Looking in the database inside meta, and deleting ignores I can see:

>> out['answer'].value_counts()
reject    640
accept    474

Then I run the train recipe.

prodigy train ${MODEL_OUTPUT_DIR} --textcat ds_name_1,ds_name_2

And I get the following stack trace due to the number of categories being less than 2.

========================= Generating Prodigy config =========================
ℹ Auto-generating config with spaCy
✔ Generated training config

=========================== Initializing pipeline ===========================
[2022-09-01 12:02:23,865] [INFO] Set up nlp object from config
Components: textcat
Merging training and evaluation data for 1 components
  - [textcat] Training: 983 | Evaluation: 239 (20% split)
Training: 712 | Evaluation: 177
Labels: textcat (1)
[2022-09-01 12:02:24,585] [INFO] Pipeline: ['textcat']
[2022-09-01 12:02:24,588] [INFO] Created vocabulary
[2022-09-01 12:02:24,589] [INFO] Finished initializing nlp object
Traceback (most recent call last):
  File "/home/aia/.conda/envs/prodigy/lib/python3.9/runpy.py", line 197, in _run_module_as_main
    return _run_code(code, main_globals, None,
  File "/home/aia/.conda/envs/prodigy/lib/python3.9/runpy.py", line 87, in _run_code
    exec(code, run_globals)
  File "/home/aia/.conda/envs/prodigy/lib/python3.9/site-packages/prodigy/__main__.py", line 61, in <module>
    controller = recipe(*args, use_plac=True)
  File "cython_src/prodigy/core.pyx", line 364, in prodigy.core.recipe.recipe_decorator.recipe_proxy
  File "/home/aia/.conda/envs/prodigy/lib/python3.9/site-packages/plac_core.py", line 367, in call
    cmd, result = parser.consume(arglist)
  File "/home/aia/.conda/envs/prodigy/lib/python3.9/site-packages/plac_core.py", line 232, in consume
    return cmd, self.func(*(args + varargs + extraopts), **kwargs)
  File "/home/aia/.conda/envs/prodigy/lib/python3.9/site-packages/prodigy/recipes/train.py", line 278, in train
    return _train(
  File "/home/aia/.conda/envs/prodigy/lib/python3.9/site-packages/prodigy/recipes/train.py", line 190, in _train
    nlp = spacy_init_nlp(config, use_gpu=gpu_id)
  File "/home/aia/.conda/envs/prodigy/lib/python3.9/site-packages/spacy/training/initialize.py", line 84, in init_nlp
    nlp.initialize(lambda: train_corpus(nlp), sgd=optimizer)
  File "/home/aia/.conda/envs/prodigy/lib/python3.9/site-packages/spacy/language.py", line 1317, in initialize
    proc.initialize(get_examples, nlp=self, **p_settings)
  File "/home/aia/.conda/envs/prodigy/lib/python3.9/site-packages/spacy/pipeline/textcat.py", line 379, in initialize
    raise ValueError(Errors.E867)
ValueError: [E867] The 'textcat' component requires at least two labels because it uses mutually exclusive classes where exactly one label is True for each doc.

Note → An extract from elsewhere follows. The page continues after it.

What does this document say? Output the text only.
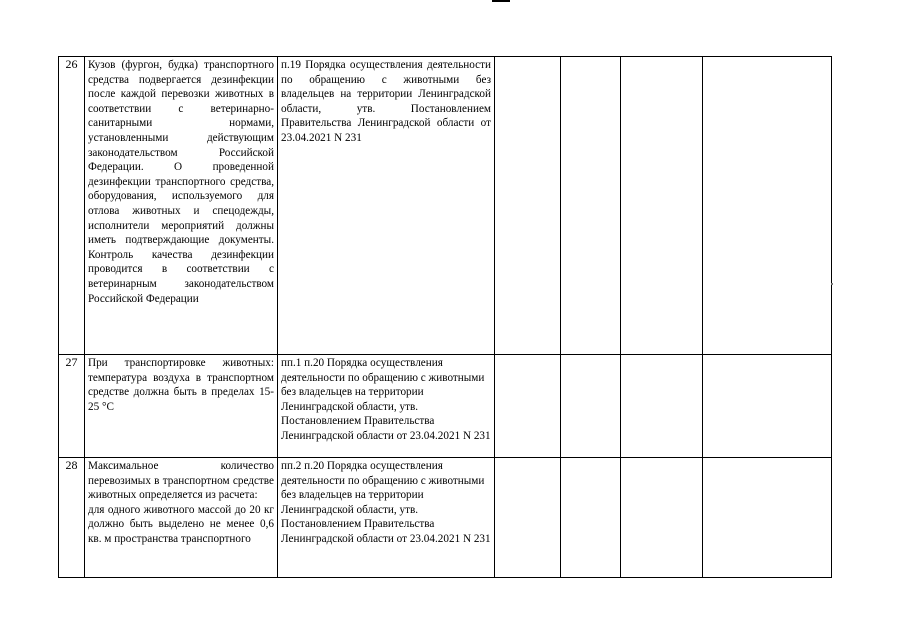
26	Кузов (фургон, будка) транспортного средства подвергается дезинфекции после каждой перевозки животных в соответствии с ветеринарно-санитарными нормами, установленными действующим законодательством Российской Федерации. О проведенной дезинфекции транспортного средства, оборудования, используемого для отлова животных и спецодежды, исполнители мероприятий должны иметь подтверждающие документы. Контроль качества дезинфекции проводится в соответствии с ветеринарным законодательством Российской Федерации	п.19 Порядка осуществления деятельности по обращению с животными без владельцев на территории Ленинградской области, утв. Постановлением Правительства Ленинградской области от 23.04.2021 N 231				

27	При транспортировке животных: температура воздуха в транспортном средстве должна быть в пределах 15-25 °С	пп.1 п.20 Порядка осуществления деятельности по обращению с животными без владельцев на территории Ленинградской области, утв. Постановлением Правительства Ленинградской области от 23.04.2021 N 231				

28	Максимальное количество перевозимых в транспортном средстве животных определяется из расчета:
для одного животного массой до 20 кг должно быть выделено не менее 0,6 кв. м пространства транспортного	пп.2 п.20 Порядка осуществления деятельности по обращению с животными без владельцев на территории Ленинградской области, утв. Постановлением Правительства Ленинградской области от 23.04.2021 N 231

For binary classification tasks, you can use two labels with 'textcat' (LABEL / NOT_LABEL) or alternatively, you can use the 'textcat_multilabel' component with one label.

What am I missing here?

hi @jdewsnip!

Can you run --textcat-multilabel but not --textcat? This is a known challenge due to the design (namely translating spaCy into Prodigy). As the error message includes, we typically recommend using --textcat-multilabel instead.

Alternatively, if you do want to use --textcat, I've written a script to convert the labels to run with --textcat instead:

I can understand this is a bit confusing (why use textcat-multilabel for a binary classifier?). Ines describes the design balancing act:

I hope this helps and let us know if you have further questions!

ah got it ... if i use --textcat-multilabel for binary it works.